Osman Bey-Ali Samet'in babası;

"baba misafiri nereye götüreceksin sabah sabah?" diye sorunca, dede,

"sen işine bak." deyip yüzünü bana döndü.

"Biliyorum nereye götüreceğimi, sen rahatsız olma"
Osman Bey'e baktım; dışarı fırlamış göbeği, sarı yuvarlak yüzüne sonradan kondurulmuş gibi uzun, karga burnu,
al yanakları vardı. Hafif yanlarda kalmış seyrek saçları, ortası ışıl ışıl parlayan kafasıyla eğlenceli bir görünüşe sahipti.

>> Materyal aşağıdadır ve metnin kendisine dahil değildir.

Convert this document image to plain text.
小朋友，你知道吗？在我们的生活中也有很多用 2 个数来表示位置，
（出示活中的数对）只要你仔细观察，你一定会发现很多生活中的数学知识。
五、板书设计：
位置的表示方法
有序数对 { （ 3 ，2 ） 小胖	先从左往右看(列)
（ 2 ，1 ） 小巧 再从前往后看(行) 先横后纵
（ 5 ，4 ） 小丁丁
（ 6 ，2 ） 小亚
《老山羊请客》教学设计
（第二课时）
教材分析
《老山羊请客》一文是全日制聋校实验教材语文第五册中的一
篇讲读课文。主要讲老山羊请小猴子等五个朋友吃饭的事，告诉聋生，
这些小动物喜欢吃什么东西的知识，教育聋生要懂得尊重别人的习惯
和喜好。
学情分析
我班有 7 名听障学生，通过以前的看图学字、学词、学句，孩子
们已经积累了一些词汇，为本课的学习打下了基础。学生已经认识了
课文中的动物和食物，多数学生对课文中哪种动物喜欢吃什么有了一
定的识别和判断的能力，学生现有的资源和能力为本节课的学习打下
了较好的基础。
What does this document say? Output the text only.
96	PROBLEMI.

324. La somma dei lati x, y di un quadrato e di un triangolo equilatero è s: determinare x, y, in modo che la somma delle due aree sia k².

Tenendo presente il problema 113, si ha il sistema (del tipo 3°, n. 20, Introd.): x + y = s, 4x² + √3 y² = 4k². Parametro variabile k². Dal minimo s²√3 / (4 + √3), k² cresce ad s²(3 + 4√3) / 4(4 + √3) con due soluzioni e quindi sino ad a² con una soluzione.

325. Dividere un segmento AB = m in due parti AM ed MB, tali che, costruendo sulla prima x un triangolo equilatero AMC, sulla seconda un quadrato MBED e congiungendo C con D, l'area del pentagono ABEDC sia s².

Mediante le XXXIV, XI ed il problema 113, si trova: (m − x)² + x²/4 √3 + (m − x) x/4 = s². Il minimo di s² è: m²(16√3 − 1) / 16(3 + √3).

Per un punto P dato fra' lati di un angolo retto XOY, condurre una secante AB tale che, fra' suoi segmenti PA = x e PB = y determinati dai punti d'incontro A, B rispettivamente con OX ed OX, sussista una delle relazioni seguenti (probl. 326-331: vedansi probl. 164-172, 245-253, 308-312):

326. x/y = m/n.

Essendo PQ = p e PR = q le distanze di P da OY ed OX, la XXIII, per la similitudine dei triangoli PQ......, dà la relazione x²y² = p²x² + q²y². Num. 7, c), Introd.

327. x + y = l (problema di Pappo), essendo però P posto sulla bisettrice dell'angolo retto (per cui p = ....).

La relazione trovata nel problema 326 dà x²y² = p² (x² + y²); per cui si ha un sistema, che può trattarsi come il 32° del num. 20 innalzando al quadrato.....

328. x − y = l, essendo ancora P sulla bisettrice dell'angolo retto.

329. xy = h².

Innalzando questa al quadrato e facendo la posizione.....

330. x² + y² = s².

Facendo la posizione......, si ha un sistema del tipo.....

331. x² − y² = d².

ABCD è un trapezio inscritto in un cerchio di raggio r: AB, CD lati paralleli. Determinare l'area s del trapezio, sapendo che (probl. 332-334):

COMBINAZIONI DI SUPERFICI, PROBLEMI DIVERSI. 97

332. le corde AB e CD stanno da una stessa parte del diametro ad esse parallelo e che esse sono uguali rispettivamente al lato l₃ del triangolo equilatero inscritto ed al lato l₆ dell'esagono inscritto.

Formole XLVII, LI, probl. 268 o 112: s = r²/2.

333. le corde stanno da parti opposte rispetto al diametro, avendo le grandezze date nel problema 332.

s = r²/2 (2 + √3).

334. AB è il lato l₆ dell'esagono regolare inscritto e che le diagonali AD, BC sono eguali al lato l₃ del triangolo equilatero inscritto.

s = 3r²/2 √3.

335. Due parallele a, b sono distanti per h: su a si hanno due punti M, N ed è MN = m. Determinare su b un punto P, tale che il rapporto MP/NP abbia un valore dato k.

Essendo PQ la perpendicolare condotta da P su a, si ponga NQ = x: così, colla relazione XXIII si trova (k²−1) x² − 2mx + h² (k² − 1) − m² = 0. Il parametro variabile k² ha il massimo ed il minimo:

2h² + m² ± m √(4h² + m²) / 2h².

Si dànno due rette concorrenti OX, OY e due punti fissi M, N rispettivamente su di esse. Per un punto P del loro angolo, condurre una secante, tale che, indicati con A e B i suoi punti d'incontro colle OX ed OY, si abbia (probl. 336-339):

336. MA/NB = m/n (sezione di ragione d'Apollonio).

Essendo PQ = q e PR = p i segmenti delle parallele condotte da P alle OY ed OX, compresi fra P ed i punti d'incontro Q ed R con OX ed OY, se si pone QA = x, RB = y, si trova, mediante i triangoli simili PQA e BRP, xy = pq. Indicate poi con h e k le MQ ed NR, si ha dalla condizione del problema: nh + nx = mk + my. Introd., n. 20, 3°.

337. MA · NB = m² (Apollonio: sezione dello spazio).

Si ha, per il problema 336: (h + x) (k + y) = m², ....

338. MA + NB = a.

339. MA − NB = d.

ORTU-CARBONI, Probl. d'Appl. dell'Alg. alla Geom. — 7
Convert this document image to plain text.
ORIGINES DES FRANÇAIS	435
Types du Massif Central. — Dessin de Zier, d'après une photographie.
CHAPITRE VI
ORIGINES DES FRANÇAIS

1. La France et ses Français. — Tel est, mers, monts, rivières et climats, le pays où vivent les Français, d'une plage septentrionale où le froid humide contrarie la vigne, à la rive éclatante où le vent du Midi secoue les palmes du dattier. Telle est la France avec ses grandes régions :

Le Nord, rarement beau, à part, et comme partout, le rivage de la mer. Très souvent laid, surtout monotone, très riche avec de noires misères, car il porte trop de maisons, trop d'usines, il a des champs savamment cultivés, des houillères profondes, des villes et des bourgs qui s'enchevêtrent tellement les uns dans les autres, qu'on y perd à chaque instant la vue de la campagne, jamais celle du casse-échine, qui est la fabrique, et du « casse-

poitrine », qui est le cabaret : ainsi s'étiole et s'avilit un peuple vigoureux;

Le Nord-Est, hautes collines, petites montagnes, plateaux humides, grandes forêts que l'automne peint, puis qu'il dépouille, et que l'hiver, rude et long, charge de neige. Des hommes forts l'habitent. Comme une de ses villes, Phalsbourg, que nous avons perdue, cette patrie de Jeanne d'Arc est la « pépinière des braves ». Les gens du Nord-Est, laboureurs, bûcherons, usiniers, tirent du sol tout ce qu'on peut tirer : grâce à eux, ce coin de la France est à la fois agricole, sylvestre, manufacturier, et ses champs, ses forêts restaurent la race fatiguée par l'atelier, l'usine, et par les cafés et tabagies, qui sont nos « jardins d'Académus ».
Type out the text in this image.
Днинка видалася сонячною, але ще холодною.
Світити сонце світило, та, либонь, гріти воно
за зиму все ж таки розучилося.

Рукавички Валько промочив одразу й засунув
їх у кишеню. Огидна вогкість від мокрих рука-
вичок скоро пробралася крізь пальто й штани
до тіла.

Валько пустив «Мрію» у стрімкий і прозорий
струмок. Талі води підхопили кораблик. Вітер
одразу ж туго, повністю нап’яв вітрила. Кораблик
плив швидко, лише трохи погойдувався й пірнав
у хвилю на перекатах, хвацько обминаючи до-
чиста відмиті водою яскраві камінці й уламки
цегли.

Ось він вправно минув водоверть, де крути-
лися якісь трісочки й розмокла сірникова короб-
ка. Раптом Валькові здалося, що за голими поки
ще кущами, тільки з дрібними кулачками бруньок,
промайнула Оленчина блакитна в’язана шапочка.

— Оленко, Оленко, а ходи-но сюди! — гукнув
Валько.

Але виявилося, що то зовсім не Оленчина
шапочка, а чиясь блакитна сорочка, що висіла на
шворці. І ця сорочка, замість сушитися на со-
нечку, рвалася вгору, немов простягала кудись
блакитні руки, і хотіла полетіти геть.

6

"Dededen ben istedim gezdirmesini Hacı Murat'ın mezarını ziyaret ederiz belki." dedim.

"O da kim?" dedi Osman Bey. Ali Samet babasına izahat vermek için tarih bilgilerini işe saldı.
"Şeyh Şamil'in muridi. Hani Çar Rusya' sına kan kusturan adam var ya onun naibi...." diye konuşmaya başlayınca Osman Bey onu dinlemeden arabanın kapısını açıp koltuğa oturdu kontağı çevirdi. Hala da anlatmayı sürdüren Ali Samet'e bakıp,

"kapıyı aç...hadi oğlum. Hadi... " diye gülümsedi. Ardından bana bakıp.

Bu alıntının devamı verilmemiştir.